I too had been exploring. I urged him to straddle me so that I could get a close look at Sir Richard, the mighty dick, standing stiffly proud right there in front of my face. I kissed him and enclosed him in my mouth, pressing him between my tongue and palate, sliding my tongue back and forth on his underside. This gave both of us pleasure, the pleasure that I gave him was relayed to his proud owner who expressed that pleasure by moaning into my pussy, sending vibrations right through my body. Be still my aching heart. How much pleasure can a girl stand?
I was getting close to coming. His tongue was working wonders on my clit, licking its head and this was sending shivers up my spine. I could feel the build up of juices waiting to flood his mouth.

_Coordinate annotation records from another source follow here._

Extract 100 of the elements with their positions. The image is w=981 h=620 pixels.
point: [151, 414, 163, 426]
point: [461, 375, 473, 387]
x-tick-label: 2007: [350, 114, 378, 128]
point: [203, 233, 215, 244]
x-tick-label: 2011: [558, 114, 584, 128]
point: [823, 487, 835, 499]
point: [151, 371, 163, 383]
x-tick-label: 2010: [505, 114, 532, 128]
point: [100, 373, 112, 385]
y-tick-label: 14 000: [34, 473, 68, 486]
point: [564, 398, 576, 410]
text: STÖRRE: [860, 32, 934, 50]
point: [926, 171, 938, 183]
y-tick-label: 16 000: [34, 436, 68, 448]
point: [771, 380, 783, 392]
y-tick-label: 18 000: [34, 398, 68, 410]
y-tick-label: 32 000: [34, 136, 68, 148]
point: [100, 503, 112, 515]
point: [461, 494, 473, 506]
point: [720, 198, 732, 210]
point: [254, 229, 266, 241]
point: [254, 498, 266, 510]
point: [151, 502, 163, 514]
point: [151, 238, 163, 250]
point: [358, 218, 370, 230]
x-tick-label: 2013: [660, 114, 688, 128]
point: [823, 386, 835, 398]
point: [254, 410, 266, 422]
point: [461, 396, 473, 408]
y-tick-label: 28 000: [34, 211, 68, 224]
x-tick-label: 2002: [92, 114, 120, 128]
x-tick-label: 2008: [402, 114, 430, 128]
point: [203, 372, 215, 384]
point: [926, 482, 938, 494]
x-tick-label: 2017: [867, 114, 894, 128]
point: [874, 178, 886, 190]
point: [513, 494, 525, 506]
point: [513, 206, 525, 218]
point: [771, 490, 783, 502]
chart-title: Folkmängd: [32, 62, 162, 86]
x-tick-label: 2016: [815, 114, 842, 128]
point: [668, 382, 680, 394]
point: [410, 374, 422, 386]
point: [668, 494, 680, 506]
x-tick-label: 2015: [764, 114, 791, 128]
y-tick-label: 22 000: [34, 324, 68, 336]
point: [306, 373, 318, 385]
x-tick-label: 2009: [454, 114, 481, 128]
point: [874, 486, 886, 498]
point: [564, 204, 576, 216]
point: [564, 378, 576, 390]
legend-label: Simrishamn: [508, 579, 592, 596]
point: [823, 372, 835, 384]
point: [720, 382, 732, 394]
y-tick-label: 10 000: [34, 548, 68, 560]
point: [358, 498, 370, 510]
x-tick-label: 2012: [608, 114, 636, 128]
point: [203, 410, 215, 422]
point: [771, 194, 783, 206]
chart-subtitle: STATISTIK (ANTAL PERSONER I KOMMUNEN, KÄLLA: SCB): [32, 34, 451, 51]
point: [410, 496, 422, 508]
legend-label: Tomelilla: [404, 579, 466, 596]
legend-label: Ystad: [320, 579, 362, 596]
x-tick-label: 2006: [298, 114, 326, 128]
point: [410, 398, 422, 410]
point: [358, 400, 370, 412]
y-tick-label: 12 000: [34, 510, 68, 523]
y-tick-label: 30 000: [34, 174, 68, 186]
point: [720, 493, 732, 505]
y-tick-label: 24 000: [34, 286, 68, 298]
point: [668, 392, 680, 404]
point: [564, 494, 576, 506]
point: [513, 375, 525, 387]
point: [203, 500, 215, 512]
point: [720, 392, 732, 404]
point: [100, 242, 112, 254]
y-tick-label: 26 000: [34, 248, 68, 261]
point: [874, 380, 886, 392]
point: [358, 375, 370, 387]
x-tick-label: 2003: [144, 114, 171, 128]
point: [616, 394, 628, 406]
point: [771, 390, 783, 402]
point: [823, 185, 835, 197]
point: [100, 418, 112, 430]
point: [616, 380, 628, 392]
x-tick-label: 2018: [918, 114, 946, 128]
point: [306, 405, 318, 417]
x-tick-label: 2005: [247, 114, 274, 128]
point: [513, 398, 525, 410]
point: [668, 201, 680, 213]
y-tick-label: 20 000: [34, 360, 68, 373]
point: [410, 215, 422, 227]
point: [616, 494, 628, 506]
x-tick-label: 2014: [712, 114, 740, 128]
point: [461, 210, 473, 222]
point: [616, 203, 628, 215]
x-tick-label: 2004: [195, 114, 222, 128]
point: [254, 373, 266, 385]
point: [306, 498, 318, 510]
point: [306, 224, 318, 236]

I removed his cock from my mouth, "I'm going to come."
"I'm close too."
I surprised myself by putting him back into my mouth, if he came, he came. I was a little apprehensive, it would be the first time a man had come in my mouth, but this seemed to be a night of firsts, so what the hell. "Oh my God!" The flood gates opened and I could hear him slurping up my juices. Then with a grunt he came, my mouth was filled with his cock and his warm, thick and salty tasting come. It wasn't as bad as I had thought, but then my only point of reference were some of my friends who stated quite categorically that there was no way they would ever allow a man to come in their mouth. I swallowed.
I slid out from under Derek and he turned around and lay beside me. "Thank you for that. I guess that you could say that I needed it more than I realised." I put my arms around his neck and kissed him.
"Do I take you home or do I tuck you into the spare bed, or.."
"You can forget both of those, I'm getting under the covers of this bed and you are going to join me. I am going to hold you close, and if the mood takes us I'm going to make love to you again, and then I might think about going to sleep, here, in this bed of yours." I think that I might have beaten him under the covers, but it was a close run race.
"When you said that you were going to help me solve my problems, what did you have in mind?"
"Shhh, there'll be time for that in the morning, we can't do anything about it tonight, in any event, I thought that you and I were going to be making love."
"But I thought that once you'd come that was it for a while."
"The actual sexual intercourse is the final act in a play that can go on for hours, have you never heard of foreplay?"